Trial evaluated triplet therapy for higher-risk MDS and CMML
A phase II trial evaluated cladribine plus low-dose cytarabine and venetoclax for the treatment of higher-risk myelodysplastic syndromes (MDS) and chronic myelomonocytic leukemia (CMML).
What Patients Need to Know
Cladribine and cytarabine are chemotherapies; venetoclax is a targeted therapy. The triplet regimen showed promise in both effectiveness and safety.
Application submitted to FDA for new BPDCN treatment
Pivekimab sunirine (PVEK) is a first-in-class antibody-drug conjugate (ADC) designed for the treatment of blastic plasmacytoid dendritic cell neoplasm (BPDCN). An analysis showed that PVEK is generally safe and tolerable and demonstrates promising efficacy, with high and durable composite complete remission responses.
What Patients Need to Know
In October 2025, a biologics license application for PVEK was submitted to the FDA for the treatment of BPDCN.
Researchers reported a number of important findings in lung cancer treatment at the 2025 Annual Meeting of the American Society of Clinical Oncology:
A phase lll trial demonstrated that tarlatamab showed significant benefit compared to traditional chemotherapy in the treatment of relapsed SCLC.
Maintenance therapy with a combination of lurbinectedin and atezolizumab is of benefit in the treatment of extensive-stage small lung cancer.
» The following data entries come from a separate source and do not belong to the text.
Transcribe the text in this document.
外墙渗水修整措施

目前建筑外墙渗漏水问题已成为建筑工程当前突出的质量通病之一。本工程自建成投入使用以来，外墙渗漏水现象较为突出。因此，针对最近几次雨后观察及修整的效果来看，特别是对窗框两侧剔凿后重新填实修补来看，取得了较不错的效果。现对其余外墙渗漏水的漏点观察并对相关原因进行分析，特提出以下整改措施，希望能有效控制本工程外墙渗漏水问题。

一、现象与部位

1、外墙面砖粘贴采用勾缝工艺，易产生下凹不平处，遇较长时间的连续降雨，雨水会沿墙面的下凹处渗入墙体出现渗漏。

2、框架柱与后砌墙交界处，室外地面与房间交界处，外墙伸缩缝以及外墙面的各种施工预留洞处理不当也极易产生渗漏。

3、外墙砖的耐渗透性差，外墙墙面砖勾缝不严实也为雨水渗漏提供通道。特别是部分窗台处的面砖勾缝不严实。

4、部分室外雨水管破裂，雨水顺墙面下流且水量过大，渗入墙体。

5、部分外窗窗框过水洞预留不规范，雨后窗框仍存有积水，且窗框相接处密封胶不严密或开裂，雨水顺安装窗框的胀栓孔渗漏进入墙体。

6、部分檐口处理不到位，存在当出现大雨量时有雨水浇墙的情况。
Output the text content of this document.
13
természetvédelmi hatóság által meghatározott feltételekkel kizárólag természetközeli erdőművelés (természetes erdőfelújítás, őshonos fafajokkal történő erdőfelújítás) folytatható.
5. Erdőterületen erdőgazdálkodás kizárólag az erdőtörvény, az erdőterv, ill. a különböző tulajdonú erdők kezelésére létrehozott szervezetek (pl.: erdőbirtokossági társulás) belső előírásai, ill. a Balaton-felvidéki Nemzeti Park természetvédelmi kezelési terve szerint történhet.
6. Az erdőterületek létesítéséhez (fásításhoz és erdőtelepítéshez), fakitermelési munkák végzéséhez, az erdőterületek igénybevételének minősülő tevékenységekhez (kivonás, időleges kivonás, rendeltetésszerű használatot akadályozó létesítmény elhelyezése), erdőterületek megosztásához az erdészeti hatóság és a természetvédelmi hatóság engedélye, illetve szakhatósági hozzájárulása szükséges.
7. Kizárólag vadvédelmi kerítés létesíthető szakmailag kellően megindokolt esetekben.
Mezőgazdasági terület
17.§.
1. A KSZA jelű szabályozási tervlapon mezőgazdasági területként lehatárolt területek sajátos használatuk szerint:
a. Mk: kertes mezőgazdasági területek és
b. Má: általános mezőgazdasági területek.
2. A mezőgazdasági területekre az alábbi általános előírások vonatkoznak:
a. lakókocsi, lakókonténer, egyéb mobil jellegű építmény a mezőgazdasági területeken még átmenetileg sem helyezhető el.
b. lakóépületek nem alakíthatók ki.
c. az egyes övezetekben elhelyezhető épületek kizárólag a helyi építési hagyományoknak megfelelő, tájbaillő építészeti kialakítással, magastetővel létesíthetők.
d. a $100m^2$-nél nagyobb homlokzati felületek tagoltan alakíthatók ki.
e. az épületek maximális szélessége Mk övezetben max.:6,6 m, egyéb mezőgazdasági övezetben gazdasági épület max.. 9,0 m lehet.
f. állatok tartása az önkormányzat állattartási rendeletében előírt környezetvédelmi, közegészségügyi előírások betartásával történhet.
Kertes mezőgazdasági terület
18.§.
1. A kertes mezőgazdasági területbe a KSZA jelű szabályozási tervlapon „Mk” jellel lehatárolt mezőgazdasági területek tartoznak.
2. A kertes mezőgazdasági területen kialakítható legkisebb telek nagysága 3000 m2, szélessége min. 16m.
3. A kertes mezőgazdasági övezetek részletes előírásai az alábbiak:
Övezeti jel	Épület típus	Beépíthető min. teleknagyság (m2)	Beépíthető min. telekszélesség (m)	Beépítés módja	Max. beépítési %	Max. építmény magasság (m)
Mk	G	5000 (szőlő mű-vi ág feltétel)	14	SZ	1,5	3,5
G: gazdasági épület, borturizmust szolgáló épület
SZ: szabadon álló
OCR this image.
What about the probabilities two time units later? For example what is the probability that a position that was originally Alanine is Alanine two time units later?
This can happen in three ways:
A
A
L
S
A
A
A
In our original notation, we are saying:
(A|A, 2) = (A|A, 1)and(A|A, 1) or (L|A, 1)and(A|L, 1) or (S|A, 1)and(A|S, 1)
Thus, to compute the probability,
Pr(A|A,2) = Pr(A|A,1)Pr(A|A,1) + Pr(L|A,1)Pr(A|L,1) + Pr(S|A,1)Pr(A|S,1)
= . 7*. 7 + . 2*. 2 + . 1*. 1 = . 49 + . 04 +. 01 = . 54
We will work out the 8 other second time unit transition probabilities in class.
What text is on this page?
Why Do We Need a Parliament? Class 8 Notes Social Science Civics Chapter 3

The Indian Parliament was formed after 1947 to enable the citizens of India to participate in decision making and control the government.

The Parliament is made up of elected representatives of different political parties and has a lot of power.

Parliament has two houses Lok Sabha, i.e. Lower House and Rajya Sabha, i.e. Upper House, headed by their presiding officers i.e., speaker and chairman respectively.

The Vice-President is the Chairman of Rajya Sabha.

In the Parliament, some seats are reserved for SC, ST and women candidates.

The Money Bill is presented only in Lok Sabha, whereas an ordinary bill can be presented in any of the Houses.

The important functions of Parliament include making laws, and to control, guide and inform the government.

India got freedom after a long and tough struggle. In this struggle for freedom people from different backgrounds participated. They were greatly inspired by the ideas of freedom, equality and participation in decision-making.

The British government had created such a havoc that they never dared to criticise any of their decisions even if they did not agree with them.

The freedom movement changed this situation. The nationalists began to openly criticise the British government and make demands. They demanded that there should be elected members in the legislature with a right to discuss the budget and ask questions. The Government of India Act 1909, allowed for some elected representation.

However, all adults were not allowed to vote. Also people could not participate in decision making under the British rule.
Neoadjuvant nivolumab plus chemotherapy significantly improved overall survival rates compared with neoadjuvant chemotherapy alone in the treatment of NSCLC.
A non-chemotherapy combination demonstrated significant progression-free survival in the treatment of locally advanced or metastatic EGFR-positive NSCLC with MET amplification.
Tarlatamab compared to chemotherapy in relapsed SCLC
In the treatment of relapsed small cell lung cancer (SCLC), the phase lll DeLLphi-304 trial demonstrated that tarlatamab significantly improved progression-free and overall survival compared to traditional chemotherapy. These results position tarlatamab as a potential new standard of care for the treatment of relapsed SCLC.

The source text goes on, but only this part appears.